Thursday, September 12, 2013

Five questions investors ask before backing a start-up

Sometimes it takes a neighbor from north of the border to lay out in the most plain-speaking of manner the issues that are always on the mind of most early-stage US investors, and yet often go unstated in the early stages of the relationship. This article is written by VC Cameran Chell and is published in today's Globe and Mail
1. Where’s the money coming from?
Call me old-fashioned but as an investor, I’m there to make a profit. For me, the two clearest ways of seeing this potential are through understanding the startup’s revenue model and the possible exit scenarios.
If these two things are not clear after the first meeting with a startup, either they’ve not been prioritized or in the worst cases, they’ve not been considered at all. An active customer base that is consistently validating product growth, and paying for the product, is, for me, always a key factor in deciding whether to invest. This is followed closely by understanding any potential exit possibilities.
2. Who else is investing?
This effectively boils down to the believability of the story the startup is telling. If other industry leaders are in the investment, what did they find appealing? If they’re out, what turned them away?
While most investors will like to feel they’re able to spot a winner all by themselves, few would disregard completely the opinions of successful contemporaries.
3. Who are the local investors?
Startup communities tend to be centralized around a handful of major cities. In Canada, these are typically Vancouver, Calgary, Toronto, and Montreal. Although investor communities will certainly also co-exist in these areas, the age of geographical restriction is all but dead.

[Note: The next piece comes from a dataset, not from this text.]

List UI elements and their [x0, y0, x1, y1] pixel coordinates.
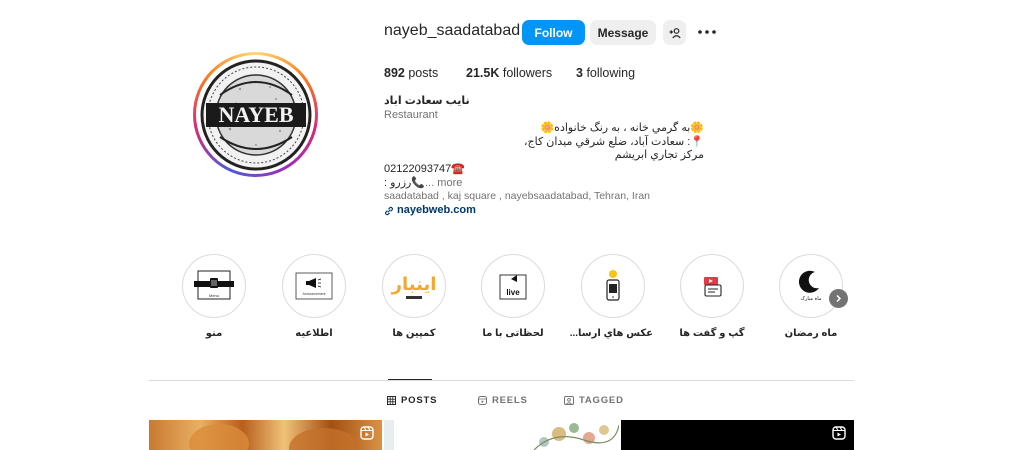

Investors travel and will almost certainly invest away from home if an opportunity presents itself. As much as startup communities are tightknit, investors are even more so. Ego plays a huge role in validating an investment, and as an outside investor, the social proof that is attached to the local investment community has huge sway in validating whether or not an investment is worthwhile. These are the investors that are most intimate with the startup, if they are in, it lets outside investors breath a little easier.
4. How do we monitor development and growth?
While public companies are subject to mandatory reporting procedures laid down by regulating bodies, for startups with private investors, there aren’t established processes for receiving updates and communications. For this reason, some investors take on board positions and get their development updates this way.
However, not every investor can be a board member and therefore a reporting system must be put in place which accomplishes two things; (1) Isn’t overly invasive. The last thing an investor wants to do is hive off time from development and growth, especially to get updates on development and growth! (2) Is accessible to an investor in their own time. Scheduling update calls, either as a group or individually, can be time consuming and distracting. When investors have the option to receive updates on their own time, the onus for communication can fall on them.
5. Can’t we all just get along?
At the time of writing this, the majority of businesses are still run by humans and for an investor, the ability to work harmoniously and constructively with a startup founder and their team is essential.
Startups are a difficult road to travel and, in what can be an exceptionally volatile and stressful arena; egos and expectations need to be checked regularly. When looking at any new opportunity, if I can’t see being able to weather these storms, which will inevitably arise along the way, with the team in place, I will always choose to walk away.